Inhibin A is a placental hormone. Its inclusion in the quad screen enhances the detection rate for Down syndrome. Typically, elevated Inhibin A levels are observed in pregnancies affected by Down syndrome. The combined assessment of these markers, alongside factors like maternal age, gestational age, weight, and ethnicity, helps determine a numerical risk assessment.
Interpreting Screening Results
Maternal serum screening provides a risk assessment, not a definitive diagnosis. A “high risk” or “screen positive” result indicates an increased chance of a condition, but does not confirm its presence. Many individuals with a high-risk screening result proceed to have healthy babies. Similarly, a “low risk” or “screen negative” result does not guarantee the absence of a condition, as screening tests can have false negative results.

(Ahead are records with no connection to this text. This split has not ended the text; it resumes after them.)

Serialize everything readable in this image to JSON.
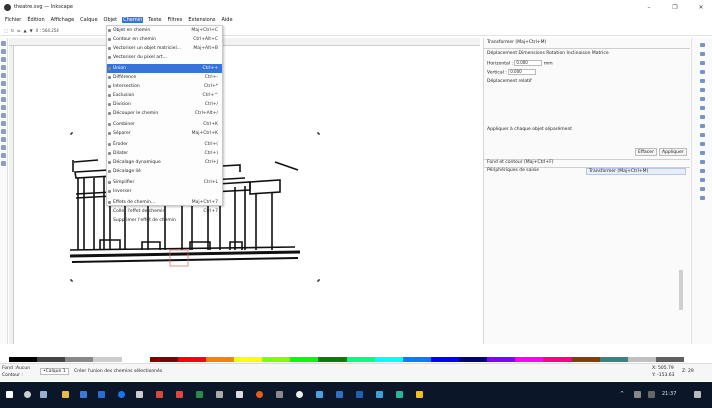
{
  "window": {
    "title": "theatre.svg — Inkscape",
    "controls": [
      "–",
      "❐",
      "✕"
    ]
  },
  "menubar": [
    "Fichier",
    "Édition",
    "Affichage",
    "Calque",
    "Objet",
    "Chemin",
    "Texte",
    "Filtres",
    "Extensions",
    "Aide"
  ],
  "toolbar": {
    "coords": "X : 564.254"
  },
  "chemin_menu": {
    "items": [
      {
        "label": "Objet en chemin",
        "shortcut": "Maj+Ctrl+C"
      },
      {
        "label": "Contour en chemin",
        "shortcut": "Ctrl+Alt+C"
      },
      {
        "label": "Vectoriser un objet matriciel...",
        "shortcut": "Maj+Alt+B"
      },
      {
        "label": "Vectoriser du pixel art...",
        "shortcut": ""
      },
      {
        "label": "Union",
        "shortcut": "Ctrl++"
      },
      {
        "label": "Différence",
        "shortcut": "Ctrl+-"
      },
      {
        "label": "Intersection",
        "shortcut": "Ctrl+*"
      },
      {
        "label": "Exclusion",
        "shortcut": "Ctrl+^"
      },
      {
        "label": "Division",
        "shortcut": "Ctrl+/"
      },
      {
        "label": "Découper le chemin",
        "shortcut": "Ctrl+Alt+/"
      },
      {
        "label": "Combiner",
        "shortcut": "Ctrl+K"
      },
      {
        "label": "Séparer",
        "shortcut": "Maj+Ctrl+K"
      },
      {
        "label": "Éroder",
        "shortcut": "Ctrl+("
      },
      {
        "label": "Dilater",
        "shortcut": "Ctrl+)"
      },
      {
        "label": "Décalage dynamique",
        "shortcut": "Ctrl+J"
      },
      {
        "label": "Décalage lié",
        "shortcut": ""
      },
      {
        "label": "Simplifier",
        "shortcut": "Ctrl+L"
      },
      {
        "label": "Inverser",
        "shortcut": ""
      },
      {
        "label": "Effets de chemin...",
        "shortcut": "Maj+Ctrl+7"
      },
      {
        "label": "Coller l'effet de chemin",
        "shortcut": "Ctrl+7"
      },
      {
        "label": "Supprimer l'effet de chemin",
        "shortcut": ""
      }
    ]
  },
  "transform_panel": {
    "title": "Transformer (Maj+Ctrl+M)",
    "tabs": "Déplacement Dimensions Rotation Inclinaison Matrice",
    "horizontal_label": "Horizontal :",
    "horizontal_value": "0.000",
    "vertical_label": "Vertical :",
    "vertical_value": "0.000",
    "unit": "mm",
    "relative": "Déplacement relatif",
    "apply_each": "Appliquer à chaque objet séparément",
    "clear_button": "Effacer",
    "apply_button": "Appliquer",
    "fill_stroke": "Fond et contour (Maj+Ctrl+F)",
    "input_devices": "Périphériques de saisie",
    "transform_tab": "Transformer (Maj+Ctrl+M)"
  },
  "statusbar": {
    "fill_label": "Fond :",
    "fill_value": "Aucun",
    "stroke_label": "Contour :",
    "layer": "•Calque 1",
    "message": "Créer l'union des chemins sélectionnés",
    "x_readout": "X: 505.79",
    "y_readout": "Y: -153.63",
    "zoom": "Z: 29"
  },
  "taskbar": {
    "time": "21:37"
  },
  "colors": {
    "highlight": "#3874d8",
    "taskbar": "#0b1628"
  }
}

Screening tests are designed to identify individuals who might need further evaluation, differing from diagnostic tests that provide a conclusive “yes” or “no” answer. The accuracy of these screenings can be influenced by factors such as incorrect pregnancy dating or multiple pregnancies. Discussing results with a healthcare provider or genetic counselor is important for personalized interpretation and understanding implications.
What Happens After Screening
If maternal serum screening indicates a higher chance of a condition, several follow-up steps are available. Genetic counseling is often recommended to help individuals understand the screening results, discuss potential implications, and explore further testing options. This provides an opportunity to make informed decisions about pregnancy care.

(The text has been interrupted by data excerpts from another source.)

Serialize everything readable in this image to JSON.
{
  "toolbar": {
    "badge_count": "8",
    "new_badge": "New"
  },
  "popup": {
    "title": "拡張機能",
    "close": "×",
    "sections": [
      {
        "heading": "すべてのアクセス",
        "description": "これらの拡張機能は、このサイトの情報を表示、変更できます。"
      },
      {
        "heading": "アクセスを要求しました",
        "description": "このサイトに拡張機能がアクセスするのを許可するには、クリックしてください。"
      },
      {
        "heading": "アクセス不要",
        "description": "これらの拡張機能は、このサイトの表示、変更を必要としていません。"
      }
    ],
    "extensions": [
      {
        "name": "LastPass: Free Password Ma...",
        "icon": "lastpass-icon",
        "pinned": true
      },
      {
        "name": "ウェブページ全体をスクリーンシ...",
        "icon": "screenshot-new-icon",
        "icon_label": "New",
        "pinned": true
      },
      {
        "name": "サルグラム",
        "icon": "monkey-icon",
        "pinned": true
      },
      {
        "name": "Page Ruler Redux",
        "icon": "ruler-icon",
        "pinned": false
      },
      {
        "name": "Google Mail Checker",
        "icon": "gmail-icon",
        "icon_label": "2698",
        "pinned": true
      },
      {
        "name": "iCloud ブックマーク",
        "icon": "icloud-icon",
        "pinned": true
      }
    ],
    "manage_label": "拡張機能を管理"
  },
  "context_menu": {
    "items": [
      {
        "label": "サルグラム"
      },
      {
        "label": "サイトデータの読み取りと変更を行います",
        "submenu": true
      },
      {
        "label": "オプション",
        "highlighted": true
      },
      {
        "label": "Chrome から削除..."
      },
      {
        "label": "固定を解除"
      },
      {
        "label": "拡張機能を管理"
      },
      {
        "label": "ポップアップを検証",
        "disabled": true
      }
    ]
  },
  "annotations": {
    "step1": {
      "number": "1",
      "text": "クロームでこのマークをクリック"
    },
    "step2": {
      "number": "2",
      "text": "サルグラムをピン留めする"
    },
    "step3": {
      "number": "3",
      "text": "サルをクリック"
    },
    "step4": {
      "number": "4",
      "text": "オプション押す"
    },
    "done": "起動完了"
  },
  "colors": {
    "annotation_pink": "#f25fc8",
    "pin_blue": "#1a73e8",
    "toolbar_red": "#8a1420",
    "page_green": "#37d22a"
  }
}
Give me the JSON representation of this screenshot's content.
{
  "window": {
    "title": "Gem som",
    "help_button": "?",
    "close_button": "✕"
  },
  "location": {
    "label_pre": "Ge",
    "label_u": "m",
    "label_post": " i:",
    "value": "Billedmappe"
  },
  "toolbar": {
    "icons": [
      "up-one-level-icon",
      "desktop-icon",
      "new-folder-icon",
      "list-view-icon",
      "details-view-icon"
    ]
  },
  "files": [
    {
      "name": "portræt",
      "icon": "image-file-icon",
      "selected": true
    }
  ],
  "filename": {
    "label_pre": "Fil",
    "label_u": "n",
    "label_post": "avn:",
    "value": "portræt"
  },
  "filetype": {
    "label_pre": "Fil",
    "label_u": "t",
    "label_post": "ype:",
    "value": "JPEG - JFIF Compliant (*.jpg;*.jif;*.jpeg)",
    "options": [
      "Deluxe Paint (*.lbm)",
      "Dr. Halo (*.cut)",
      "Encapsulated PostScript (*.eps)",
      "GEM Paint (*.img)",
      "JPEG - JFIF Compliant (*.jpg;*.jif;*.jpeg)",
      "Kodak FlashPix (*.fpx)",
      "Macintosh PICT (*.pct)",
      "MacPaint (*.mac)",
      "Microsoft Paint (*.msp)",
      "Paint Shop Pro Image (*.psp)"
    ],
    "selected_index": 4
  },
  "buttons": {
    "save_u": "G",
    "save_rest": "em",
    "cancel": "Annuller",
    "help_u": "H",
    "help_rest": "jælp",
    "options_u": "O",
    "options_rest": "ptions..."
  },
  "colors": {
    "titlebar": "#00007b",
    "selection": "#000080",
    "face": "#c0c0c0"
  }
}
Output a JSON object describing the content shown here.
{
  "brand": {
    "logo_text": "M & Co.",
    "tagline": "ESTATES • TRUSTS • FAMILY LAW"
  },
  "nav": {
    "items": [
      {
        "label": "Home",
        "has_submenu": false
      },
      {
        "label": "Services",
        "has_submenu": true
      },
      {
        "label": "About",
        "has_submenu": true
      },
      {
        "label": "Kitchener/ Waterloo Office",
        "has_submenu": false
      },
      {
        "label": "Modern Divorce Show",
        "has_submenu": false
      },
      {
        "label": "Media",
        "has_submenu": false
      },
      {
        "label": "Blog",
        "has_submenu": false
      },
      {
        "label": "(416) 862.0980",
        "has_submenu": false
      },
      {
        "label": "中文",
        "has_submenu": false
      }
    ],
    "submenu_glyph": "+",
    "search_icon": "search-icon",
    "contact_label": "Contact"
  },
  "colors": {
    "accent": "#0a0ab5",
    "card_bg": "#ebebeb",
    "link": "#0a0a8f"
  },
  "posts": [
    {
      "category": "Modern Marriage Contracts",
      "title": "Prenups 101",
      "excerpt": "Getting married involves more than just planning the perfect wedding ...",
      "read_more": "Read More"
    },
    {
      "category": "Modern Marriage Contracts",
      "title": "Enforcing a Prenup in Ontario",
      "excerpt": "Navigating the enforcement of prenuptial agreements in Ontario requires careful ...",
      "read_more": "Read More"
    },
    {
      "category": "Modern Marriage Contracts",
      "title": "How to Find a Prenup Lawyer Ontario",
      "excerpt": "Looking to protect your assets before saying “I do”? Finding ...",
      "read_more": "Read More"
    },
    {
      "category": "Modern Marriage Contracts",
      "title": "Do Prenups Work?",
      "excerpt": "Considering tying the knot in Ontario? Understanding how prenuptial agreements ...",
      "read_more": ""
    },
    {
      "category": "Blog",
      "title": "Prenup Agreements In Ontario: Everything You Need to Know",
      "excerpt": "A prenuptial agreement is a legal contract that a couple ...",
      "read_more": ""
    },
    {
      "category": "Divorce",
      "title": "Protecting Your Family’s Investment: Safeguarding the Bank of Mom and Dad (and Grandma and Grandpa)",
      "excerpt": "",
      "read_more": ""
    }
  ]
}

Further diagnostic tests may be offered to confirm or rule out a suspected condition. Amniocentesis involves taking a small sample of amniotic fluid, which contains fetal cells, usually between 15 and 20 weeks. Chorionic villus sampling (CVS) involves collecting a tissue sample from the placenta, typically performed earlier in pregnancy, between 10 and 13 weeks. Both amniocentesis and CVS are diagnostic procedures that can detect chromosomal abnormalities with high accuracy.
Non-invasive prenatal testing (NIPT), also known as cell-free DNA screening, is another screening option for follow-up or as an alternative. NIPT analyzes fetal DNA fragments in the mother’s blood to screen for certain chromosomal conditions. Decisions regarding further testing are personal and are best made in consultation with medical professionals, considering individual circumstances and preferences.